Saya hanya bertahan dua bulan. Lalu saya mulai bekerja di Project Multatuli, yang bekerja dengan prinsip slow journalism alias jurnalisme telaten. Tidak disangka, saya sebagai pekerja juga dipaksa belajar memelankan ritme. Untuk menjadi lebih santai. Lebih telaten. Bernapas.

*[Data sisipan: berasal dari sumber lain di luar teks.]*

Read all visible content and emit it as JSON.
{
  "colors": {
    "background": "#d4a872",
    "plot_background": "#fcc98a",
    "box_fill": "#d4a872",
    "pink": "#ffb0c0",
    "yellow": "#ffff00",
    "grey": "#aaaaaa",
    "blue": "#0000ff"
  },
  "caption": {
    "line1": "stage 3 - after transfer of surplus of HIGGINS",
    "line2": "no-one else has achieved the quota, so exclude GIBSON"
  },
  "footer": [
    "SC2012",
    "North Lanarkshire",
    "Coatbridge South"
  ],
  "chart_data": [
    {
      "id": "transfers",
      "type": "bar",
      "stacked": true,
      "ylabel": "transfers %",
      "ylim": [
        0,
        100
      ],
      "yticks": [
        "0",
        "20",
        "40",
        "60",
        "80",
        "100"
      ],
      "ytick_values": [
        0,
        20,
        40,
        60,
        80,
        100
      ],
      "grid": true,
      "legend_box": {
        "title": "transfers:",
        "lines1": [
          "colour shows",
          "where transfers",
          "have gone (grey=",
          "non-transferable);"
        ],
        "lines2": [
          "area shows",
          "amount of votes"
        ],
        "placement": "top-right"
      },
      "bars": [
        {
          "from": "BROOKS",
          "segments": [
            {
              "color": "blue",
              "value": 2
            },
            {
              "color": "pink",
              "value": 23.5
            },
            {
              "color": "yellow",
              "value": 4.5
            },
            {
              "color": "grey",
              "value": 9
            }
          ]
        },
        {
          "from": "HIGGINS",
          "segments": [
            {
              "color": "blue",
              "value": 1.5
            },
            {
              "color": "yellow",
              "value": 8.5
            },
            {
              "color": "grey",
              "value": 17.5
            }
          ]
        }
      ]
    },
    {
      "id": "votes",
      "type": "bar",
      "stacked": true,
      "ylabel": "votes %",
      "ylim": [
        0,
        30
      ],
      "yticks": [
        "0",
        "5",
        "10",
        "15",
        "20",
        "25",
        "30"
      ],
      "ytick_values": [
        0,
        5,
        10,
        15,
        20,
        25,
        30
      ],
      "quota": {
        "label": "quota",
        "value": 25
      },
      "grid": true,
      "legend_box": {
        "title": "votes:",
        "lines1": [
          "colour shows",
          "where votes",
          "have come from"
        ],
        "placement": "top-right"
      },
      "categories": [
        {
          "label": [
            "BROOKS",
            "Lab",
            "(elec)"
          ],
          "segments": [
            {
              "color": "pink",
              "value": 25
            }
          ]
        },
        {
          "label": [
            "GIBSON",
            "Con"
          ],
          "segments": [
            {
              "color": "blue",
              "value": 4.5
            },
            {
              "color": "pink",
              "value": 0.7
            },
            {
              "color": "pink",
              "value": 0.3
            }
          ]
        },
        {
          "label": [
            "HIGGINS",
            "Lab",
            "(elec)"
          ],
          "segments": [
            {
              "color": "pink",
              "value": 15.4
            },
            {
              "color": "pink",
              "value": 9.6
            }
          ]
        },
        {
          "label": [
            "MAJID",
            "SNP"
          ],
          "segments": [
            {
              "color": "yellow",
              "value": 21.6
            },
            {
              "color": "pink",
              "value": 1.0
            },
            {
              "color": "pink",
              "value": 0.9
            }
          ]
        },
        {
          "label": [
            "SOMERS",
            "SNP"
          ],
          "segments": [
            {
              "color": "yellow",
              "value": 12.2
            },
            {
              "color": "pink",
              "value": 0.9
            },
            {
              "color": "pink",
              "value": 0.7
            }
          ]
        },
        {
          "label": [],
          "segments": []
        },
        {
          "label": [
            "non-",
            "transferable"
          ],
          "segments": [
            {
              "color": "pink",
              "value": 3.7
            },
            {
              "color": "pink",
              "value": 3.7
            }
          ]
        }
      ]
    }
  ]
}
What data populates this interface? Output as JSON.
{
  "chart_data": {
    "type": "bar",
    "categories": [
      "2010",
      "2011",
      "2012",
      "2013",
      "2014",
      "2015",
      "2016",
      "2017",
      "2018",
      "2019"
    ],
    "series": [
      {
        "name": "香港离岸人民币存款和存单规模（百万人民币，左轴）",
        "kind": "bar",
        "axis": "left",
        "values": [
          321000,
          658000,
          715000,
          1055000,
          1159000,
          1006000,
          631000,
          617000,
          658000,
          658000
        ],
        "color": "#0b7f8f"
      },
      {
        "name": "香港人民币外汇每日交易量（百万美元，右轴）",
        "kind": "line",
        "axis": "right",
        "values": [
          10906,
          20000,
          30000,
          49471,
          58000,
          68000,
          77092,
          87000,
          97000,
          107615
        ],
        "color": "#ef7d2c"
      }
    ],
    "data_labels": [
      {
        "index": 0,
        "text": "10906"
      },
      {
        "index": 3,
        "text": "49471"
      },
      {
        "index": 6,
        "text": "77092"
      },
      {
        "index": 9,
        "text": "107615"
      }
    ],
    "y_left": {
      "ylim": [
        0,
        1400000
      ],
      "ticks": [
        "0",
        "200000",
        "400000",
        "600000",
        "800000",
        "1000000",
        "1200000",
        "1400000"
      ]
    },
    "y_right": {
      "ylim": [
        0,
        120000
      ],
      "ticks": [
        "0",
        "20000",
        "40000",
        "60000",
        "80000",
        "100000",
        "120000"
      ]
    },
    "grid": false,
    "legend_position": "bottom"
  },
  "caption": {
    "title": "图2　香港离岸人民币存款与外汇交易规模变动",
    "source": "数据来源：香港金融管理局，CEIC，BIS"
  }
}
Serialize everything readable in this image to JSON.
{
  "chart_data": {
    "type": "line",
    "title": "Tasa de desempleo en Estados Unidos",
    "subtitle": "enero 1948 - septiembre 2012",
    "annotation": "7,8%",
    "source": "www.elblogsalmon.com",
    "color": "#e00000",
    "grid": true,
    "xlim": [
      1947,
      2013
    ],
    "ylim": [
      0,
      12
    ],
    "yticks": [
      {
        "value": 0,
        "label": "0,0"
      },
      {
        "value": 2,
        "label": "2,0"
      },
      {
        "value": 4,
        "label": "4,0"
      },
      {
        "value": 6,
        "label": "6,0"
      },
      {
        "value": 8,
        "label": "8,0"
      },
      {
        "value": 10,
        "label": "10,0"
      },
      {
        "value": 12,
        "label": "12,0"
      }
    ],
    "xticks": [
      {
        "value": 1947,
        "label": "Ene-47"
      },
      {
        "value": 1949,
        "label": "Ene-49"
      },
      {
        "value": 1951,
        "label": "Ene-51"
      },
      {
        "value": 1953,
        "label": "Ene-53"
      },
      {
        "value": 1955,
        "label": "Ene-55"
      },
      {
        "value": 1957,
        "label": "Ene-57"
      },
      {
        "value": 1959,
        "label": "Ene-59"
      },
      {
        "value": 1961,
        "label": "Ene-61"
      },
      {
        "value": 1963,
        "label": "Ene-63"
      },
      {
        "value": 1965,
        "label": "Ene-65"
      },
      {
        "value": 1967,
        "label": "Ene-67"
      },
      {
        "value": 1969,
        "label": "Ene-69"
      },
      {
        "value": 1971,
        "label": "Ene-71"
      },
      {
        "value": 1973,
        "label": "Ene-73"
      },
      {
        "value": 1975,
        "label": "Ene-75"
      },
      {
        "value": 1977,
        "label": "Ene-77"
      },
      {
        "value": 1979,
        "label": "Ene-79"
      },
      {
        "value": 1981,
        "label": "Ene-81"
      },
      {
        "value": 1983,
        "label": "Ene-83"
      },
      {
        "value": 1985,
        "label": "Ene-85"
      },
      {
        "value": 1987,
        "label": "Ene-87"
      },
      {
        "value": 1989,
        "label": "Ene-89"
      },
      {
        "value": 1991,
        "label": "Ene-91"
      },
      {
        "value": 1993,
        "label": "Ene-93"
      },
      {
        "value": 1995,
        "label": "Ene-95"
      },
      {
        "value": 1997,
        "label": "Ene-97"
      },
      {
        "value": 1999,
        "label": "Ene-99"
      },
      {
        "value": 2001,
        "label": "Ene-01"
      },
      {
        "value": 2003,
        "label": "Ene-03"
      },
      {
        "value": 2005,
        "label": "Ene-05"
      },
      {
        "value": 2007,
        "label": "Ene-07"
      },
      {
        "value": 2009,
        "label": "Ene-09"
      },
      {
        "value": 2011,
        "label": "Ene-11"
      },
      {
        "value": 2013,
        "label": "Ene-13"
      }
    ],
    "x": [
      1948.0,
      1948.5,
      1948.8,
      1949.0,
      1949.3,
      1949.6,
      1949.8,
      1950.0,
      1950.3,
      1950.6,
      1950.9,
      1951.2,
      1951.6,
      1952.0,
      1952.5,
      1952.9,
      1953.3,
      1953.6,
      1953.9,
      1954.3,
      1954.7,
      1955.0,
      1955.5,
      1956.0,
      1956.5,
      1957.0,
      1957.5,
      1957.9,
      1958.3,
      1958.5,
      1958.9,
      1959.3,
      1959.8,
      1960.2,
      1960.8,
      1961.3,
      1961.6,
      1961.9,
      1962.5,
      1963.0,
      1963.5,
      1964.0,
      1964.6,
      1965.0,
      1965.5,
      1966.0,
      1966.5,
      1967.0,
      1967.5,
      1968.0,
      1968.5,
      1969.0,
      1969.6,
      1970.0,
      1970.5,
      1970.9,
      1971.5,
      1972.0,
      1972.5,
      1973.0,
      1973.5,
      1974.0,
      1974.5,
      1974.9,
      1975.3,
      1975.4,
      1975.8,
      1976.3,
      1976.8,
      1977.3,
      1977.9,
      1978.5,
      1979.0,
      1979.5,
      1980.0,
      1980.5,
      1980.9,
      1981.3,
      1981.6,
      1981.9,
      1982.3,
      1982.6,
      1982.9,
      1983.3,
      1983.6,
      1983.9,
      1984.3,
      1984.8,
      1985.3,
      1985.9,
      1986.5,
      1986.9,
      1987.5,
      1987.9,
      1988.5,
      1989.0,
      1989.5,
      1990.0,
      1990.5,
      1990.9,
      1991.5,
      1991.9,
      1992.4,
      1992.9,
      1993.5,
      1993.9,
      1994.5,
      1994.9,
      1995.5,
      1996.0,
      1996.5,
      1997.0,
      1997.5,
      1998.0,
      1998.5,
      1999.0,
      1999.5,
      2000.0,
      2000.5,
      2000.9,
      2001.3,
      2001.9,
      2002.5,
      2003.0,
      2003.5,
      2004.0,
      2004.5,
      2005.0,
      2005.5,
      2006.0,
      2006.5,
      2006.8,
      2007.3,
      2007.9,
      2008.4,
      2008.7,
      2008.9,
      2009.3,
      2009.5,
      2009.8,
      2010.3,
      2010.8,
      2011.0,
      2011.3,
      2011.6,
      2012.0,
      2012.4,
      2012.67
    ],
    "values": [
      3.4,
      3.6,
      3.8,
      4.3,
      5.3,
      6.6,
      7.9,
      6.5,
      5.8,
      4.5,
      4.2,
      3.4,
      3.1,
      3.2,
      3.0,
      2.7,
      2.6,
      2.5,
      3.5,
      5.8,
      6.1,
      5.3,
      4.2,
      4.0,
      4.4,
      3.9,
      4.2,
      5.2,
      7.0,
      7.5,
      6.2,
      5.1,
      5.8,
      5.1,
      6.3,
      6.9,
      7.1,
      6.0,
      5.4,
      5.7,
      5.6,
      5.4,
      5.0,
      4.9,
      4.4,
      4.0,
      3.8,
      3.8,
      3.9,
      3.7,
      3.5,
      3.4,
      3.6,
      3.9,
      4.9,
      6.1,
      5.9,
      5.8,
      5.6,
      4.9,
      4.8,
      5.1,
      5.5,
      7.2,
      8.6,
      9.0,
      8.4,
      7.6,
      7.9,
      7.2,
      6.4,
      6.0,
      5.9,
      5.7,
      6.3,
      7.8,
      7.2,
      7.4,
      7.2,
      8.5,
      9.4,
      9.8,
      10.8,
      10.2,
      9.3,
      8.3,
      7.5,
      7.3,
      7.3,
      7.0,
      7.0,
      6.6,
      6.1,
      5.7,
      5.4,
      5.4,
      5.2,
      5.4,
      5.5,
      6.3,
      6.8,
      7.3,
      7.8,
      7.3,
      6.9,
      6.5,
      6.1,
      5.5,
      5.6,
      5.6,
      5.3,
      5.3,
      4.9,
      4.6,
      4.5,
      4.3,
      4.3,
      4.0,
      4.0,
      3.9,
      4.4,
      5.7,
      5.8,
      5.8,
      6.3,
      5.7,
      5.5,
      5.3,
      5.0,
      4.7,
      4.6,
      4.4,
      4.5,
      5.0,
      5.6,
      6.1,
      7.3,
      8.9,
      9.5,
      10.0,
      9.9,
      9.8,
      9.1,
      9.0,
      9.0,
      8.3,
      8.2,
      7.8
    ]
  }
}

Kebiasaan saya di kantor lama: jika ada rapat, para pekerja sudah harus ada di ruangan rapat daring sepuluh menit sebelum dimulai. Saat baru bekerja di Project M, saya kaget bahwa orang-orang baru mulai masuk ke ruangan rapat setelah rapat seharusnya dimulai. Tidak jarang rapatnya terlambat lima atau sepuluh menit. Saya merasa stress di awal, tapi kemudian saya sadar bahwa tidak ada gunanya begitu galak perihal ini. Toh, rapatnya tetap efektif karena agendanya jelas, bukan sekadar rapat yang seharusnya jadi pengumuman di surel saja. Lima atau sepuluh menit itu tidak ada artinya dibandingkan delapan jam kerja.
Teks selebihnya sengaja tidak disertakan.